In April 2023, the Commission made legislative proposals to amend the SGP. The position agreed between Parliament and the Council on 10 February 2024 outlines that countries whose public debt exceeds 60% of GDP and/or whose government’s deficit is above 3% of GDP will get four to seven years for government debt to be put on a plausibly downward trajectory or to stay at prudent levels over the medium-term. As of April 2024, Parliament and the Council have both formally adopted the reform of the fiscal rules. A combination of flexibility and the obligation to carry out structural reforms were agreed upon and safeguards aimed at creating fiscal buffers and increasing resilience are expected to be implemented. The new rules transfer substantial decision-making powers from the Council to the Commission (which, according to the Treaties, essentially has none in this field), allowing the Commission to directly influence the fiscal adjustment path of individual euro area Member States.
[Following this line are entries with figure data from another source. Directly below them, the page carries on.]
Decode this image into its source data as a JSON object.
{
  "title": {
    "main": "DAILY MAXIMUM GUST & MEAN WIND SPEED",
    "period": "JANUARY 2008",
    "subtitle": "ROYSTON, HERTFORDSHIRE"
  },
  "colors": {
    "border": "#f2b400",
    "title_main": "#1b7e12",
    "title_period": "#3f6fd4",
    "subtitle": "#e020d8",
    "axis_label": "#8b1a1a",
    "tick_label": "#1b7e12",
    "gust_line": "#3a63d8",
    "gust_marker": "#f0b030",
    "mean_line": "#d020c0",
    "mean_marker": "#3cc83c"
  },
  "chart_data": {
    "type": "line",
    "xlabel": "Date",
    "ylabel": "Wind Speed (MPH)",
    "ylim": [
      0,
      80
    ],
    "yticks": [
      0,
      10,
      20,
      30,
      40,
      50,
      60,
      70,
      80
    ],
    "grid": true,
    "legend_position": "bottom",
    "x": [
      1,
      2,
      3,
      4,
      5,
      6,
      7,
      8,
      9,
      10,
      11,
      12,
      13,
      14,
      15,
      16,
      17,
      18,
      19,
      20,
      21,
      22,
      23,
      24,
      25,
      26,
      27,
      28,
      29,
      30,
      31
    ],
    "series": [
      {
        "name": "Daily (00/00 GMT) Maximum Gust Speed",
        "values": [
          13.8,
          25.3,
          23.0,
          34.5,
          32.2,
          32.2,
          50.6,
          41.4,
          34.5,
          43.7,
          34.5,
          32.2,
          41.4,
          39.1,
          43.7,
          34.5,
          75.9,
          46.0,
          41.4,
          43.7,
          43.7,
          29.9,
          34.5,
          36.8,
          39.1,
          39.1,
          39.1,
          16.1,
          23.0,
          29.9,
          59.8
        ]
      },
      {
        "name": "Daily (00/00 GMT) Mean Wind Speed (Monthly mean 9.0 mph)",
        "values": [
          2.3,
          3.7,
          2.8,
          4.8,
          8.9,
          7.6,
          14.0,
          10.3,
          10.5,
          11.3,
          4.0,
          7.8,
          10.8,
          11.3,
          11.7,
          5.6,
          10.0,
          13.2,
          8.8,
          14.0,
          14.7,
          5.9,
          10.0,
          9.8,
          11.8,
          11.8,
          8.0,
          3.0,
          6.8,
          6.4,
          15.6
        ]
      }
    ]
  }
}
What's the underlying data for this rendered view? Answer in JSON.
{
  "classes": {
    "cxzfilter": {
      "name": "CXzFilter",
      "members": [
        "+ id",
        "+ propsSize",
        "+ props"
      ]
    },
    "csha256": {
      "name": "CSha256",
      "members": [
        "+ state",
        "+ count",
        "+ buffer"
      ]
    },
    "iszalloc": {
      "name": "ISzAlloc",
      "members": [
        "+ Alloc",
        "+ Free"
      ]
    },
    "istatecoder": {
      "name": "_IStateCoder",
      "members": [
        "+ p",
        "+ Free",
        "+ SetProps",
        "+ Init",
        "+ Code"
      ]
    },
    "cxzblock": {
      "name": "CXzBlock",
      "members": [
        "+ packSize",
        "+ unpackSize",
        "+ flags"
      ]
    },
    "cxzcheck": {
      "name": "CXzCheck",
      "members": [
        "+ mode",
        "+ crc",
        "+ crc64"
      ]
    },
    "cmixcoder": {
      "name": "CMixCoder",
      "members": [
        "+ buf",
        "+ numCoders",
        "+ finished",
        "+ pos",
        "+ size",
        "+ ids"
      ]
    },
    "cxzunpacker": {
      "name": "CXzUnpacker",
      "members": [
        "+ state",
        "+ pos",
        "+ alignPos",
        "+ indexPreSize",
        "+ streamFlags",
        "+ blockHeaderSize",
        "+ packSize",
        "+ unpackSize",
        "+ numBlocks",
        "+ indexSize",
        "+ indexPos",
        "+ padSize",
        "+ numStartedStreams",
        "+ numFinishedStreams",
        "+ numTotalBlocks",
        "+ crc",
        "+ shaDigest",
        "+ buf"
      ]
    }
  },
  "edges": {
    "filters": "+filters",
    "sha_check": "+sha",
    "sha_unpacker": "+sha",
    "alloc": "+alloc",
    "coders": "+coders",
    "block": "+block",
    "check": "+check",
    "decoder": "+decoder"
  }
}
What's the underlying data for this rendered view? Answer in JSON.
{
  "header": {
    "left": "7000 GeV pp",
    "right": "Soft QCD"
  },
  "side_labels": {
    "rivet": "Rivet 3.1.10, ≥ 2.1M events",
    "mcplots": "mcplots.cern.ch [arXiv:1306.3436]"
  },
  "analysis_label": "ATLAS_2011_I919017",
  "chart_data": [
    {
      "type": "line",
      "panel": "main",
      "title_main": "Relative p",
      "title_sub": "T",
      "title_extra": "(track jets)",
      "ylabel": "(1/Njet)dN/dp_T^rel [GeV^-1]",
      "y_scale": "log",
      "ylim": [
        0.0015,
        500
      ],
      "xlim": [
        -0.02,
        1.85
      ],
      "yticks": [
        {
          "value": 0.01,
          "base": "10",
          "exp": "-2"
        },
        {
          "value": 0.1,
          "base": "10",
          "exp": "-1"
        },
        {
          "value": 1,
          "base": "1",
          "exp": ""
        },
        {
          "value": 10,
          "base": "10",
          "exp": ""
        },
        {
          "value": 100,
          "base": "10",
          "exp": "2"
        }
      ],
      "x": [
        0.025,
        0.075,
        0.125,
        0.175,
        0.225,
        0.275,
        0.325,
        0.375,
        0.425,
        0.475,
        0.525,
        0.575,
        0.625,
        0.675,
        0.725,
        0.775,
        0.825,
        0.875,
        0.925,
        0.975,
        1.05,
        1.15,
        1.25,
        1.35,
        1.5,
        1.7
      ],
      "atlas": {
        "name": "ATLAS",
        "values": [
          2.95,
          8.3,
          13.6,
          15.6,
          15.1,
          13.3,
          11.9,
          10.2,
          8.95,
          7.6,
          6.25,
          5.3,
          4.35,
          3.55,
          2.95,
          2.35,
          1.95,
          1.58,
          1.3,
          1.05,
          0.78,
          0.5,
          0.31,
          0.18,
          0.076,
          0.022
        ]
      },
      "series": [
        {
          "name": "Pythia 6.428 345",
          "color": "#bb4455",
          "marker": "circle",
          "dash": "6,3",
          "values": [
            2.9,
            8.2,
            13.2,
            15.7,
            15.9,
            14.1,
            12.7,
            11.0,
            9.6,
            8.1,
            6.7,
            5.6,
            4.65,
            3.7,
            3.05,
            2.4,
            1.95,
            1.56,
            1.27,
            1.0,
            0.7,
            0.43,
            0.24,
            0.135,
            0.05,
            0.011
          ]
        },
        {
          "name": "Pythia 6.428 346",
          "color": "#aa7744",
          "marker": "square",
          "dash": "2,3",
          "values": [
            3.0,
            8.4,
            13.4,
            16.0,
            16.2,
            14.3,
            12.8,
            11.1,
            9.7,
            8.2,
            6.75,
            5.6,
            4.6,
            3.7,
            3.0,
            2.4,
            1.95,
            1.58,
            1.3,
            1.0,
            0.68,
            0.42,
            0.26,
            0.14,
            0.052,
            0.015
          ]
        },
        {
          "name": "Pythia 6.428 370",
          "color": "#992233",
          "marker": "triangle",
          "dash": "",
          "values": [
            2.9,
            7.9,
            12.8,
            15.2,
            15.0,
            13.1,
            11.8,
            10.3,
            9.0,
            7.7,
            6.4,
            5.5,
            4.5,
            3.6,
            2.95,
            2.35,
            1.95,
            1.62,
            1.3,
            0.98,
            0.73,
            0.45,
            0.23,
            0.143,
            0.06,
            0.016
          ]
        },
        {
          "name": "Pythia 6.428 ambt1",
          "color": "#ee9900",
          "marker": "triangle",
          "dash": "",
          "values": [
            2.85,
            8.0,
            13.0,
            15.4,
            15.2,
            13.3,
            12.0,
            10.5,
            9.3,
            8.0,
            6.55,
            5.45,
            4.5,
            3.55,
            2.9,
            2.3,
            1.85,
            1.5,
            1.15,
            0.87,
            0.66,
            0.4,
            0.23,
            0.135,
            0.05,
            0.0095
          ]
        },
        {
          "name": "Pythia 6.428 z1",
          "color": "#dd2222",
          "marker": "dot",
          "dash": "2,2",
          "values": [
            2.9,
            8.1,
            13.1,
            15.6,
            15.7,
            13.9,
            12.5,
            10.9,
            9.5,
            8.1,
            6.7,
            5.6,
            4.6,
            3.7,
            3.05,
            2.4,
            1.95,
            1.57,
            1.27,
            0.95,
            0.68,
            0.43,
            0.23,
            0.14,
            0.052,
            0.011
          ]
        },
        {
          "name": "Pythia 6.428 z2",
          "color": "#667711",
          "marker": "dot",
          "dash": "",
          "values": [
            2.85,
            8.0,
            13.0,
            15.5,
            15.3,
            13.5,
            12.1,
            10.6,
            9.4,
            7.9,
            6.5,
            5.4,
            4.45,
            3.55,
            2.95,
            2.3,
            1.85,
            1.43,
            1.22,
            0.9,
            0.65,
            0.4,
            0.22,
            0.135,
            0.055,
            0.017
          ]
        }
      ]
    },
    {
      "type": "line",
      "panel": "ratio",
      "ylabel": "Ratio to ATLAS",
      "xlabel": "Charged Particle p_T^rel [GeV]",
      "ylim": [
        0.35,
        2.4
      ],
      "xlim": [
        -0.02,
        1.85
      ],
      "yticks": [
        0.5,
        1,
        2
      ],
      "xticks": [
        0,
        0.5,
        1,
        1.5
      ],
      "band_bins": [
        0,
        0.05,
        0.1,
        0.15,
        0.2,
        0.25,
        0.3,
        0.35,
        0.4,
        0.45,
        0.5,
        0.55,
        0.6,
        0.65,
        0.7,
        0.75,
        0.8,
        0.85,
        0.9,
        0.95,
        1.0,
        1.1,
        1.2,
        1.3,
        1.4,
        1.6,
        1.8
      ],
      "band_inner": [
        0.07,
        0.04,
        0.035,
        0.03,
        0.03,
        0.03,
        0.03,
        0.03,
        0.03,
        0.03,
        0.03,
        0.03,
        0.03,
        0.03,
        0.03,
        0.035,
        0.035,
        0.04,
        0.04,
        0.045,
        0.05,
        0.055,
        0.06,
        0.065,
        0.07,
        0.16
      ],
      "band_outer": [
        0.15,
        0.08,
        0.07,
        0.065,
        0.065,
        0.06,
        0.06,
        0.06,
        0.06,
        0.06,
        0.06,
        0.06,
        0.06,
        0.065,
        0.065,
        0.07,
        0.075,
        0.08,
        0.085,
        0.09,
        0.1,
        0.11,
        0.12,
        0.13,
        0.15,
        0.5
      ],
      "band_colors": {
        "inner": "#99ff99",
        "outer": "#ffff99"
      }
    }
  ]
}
It would also allow the Commission to de facto have an influence on the economic policies of each euro area Member State by vetting national reforms and investments.
Since the entry into force of the Lisbon Treaty, the European Parliament has participated as co-legislator in establishing most of the detailed rules shaping the economic governance framework (based, among others, on Articles 121, 126 and 136 TFEU). However, on some dossiers, the Treaty only provides for a consultative role for Parliament, including, inter alia, the preventive part of the Stability and Growth Pact, as well as macroeconomic surveillance. In addition, Parliament is consulted on the following issues:
Each year, the ECB presents its annual report, which the ECB President then presents in plenary. Parliament usually reacts to the report by adopting an own-initiative report. Parliament has no decision-making powers for the different stages of the European Semester, but is regularly updated by the Commission and the Council, which hold the executive powers. Parliament’s role in the economic governance of the EU was somewhat strengthened by the European Semester, in particular through the setting-up of an ‘Economic Dialogue’ involving Parliament, the relevant Council formations and the Commission. Parliament may accompany the Semester by adopting own-initiative reports.
By nature, Parliament is not formally involved in the establishment of intergovernmental treaties (e.g. the TSCG), or in the setting-up and running of intergovernmental mechanisms (e.g. the ESM), although Parliament establishes a variety of contacts and is involved in exchanges of views nevertheless.